A partir dessa tendência das formas de governo de se transformarem, Maquiavel apresenta um ciclo de formas de governo segundo ele “seguido por todas as repúblicas que já existiram, e pelas que existem” (p.80, Norberto Bobbio). Segundo Políbio, esse ciclo seria infinito, sempre retornando ao ponto de partida novamente, mas Maquiavel nega essa idéia, admitindo que em um momento, encontrando-se um governo enfraquecido, ele acaba sendo encorporado por um vizinho mais forte. Maquiavel afirma ainda, que, conhecendo essa tendência da história, o historiador é capaz de fazer previsões sobre o futuro, salvo as devidas particularidades do momento.
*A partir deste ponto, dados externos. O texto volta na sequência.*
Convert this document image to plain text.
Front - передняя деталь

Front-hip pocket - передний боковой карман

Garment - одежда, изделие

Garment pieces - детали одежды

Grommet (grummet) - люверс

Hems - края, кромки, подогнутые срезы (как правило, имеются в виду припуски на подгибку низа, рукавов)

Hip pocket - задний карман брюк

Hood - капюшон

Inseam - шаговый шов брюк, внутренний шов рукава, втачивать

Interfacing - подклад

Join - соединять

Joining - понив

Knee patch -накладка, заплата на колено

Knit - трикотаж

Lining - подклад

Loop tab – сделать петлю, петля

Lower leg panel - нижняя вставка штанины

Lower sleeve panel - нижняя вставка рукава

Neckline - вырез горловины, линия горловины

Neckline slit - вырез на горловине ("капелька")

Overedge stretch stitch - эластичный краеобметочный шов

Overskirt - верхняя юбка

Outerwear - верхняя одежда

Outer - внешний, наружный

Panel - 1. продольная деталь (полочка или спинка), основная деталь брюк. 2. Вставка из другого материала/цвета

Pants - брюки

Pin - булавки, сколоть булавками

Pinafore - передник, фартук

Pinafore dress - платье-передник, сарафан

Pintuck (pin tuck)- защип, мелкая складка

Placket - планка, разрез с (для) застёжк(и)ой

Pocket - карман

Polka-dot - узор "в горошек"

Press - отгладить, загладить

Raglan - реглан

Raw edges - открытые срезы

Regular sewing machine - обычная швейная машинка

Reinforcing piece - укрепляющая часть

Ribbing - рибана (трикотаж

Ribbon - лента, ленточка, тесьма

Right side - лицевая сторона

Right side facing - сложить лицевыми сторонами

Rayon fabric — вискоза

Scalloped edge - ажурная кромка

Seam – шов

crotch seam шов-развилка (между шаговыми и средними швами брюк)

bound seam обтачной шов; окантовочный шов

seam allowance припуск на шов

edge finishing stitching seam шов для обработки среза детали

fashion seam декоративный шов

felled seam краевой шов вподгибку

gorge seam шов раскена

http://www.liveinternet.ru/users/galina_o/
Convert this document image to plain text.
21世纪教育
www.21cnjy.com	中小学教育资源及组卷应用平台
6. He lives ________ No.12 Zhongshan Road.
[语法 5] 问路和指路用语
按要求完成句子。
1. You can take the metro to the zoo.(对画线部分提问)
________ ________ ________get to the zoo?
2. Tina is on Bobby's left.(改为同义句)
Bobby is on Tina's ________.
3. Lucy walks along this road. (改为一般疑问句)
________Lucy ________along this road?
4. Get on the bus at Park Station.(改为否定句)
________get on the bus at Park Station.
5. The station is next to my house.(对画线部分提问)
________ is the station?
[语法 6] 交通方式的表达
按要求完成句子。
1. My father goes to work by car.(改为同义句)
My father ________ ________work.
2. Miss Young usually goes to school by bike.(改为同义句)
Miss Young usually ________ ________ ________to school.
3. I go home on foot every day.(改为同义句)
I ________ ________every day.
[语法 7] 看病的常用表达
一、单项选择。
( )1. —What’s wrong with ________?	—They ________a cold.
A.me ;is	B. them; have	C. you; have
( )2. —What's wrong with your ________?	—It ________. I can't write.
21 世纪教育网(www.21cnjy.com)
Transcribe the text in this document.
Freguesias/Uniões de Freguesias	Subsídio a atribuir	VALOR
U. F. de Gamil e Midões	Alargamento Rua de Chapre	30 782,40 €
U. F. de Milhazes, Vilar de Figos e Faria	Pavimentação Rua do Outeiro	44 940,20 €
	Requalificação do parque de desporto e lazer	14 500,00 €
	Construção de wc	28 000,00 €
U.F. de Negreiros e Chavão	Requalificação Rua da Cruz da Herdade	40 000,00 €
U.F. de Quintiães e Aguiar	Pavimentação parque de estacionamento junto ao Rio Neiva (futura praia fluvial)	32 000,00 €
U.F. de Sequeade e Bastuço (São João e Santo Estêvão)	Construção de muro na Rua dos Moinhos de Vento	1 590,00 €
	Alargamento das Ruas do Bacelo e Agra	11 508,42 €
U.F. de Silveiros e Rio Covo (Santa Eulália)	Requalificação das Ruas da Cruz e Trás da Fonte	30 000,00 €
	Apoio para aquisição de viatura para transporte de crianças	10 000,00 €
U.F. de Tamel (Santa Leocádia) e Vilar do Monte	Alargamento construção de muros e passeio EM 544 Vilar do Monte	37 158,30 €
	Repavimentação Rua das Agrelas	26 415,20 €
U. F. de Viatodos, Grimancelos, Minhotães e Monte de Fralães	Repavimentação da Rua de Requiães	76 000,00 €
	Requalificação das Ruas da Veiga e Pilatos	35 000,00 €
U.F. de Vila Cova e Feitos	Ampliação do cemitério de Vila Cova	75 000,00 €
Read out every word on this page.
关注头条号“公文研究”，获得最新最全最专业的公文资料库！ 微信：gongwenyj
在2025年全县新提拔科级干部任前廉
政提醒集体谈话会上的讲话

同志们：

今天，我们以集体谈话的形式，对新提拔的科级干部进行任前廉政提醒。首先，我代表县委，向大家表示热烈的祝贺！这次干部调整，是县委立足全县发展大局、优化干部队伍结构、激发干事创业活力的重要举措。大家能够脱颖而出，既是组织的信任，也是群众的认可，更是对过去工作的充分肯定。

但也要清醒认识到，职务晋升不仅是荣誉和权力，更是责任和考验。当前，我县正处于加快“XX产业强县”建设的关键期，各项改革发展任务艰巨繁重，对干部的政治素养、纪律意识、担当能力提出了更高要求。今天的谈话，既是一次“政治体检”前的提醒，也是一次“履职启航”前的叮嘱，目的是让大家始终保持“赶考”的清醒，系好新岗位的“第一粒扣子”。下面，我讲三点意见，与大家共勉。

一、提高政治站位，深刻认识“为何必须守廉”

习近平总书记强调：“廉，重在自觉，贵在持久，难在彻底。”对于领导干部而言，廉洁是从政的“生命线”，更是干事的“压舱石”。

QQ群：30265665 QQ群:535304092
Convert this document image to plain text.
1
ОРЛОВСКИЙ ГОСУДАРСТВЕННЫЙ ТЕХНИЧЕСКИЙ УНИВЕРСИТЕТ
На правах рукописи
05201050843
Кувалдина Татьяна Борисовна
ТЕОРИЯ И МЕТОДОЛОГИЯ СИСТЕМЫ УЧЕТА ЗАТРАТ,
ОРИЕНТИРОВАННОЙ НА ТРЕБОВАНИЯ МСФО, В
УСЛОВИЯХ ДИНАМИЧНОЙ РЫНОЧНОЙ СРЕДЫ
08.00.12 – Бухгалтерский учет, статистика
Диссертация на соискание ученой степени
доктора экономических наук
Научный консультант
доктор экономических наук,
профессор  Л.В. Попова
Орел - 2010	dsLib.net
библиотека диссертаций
“Maquiavel aplica esta dupla atitude de previsão e prevenção ao problema das constituições. A sequencia das seis constituições demonstrou que todas podem ser nocivas – não apenas as consideradas tradicionalmente más, porém as boas também, devido à sua rápida degeneração. Mas o homem não seria um ser em parte livre, não determinado inteiramente pela “fortuna”, se não fosse capaz de conceber um remédio para o mal descoberto. Esse remédio é o governo misto” (p.82, Norberto Bobbio).

Deste modo, Maquiavel defende a estrutura de governo misto presente na antiga república romana, como uma mistura de constituições arquitetada para fornecer estabilidade, ao contrário das formas simples de governo. “Se o príncipe, o aristocrata e o povo governam em conjunto o Estado, podem com facilidade controlar-se mutuamente”. (p.82, Norberto Bobbio). A partir daí, Maquiavel faz uma previsão da concepção moderna de sociedade civil, na qual a estabilidade não se encontra na dominação, mas no conflito de poderes. “em todos os governos há duas fontes de oposição: os interesses do povo e os da classe aristocrática. Todas as leis para proteger a liberdade nascem da sua desunião” (p. 83, Norberto Bobbio).

Assim, Maquiavel entende o governo misto como a solução para o conflito de interesses antagônicos, tornando o Estado mais saudável do que seria com as formas de governo simples.

Bibliografia.


- BOBBIO, Norberto. “A Teoria das Formas de Governo na História do Pensamento Político. Ed: UnB

- MAQUIAVEL, Nicolau. “O Príncipe”. Ed: L&PM POCKET

Um comentário:

  1. Maquiavel afirmou que nenhum estado pode possuir estabilidade se não assumir uma forma pura de principado ou de república.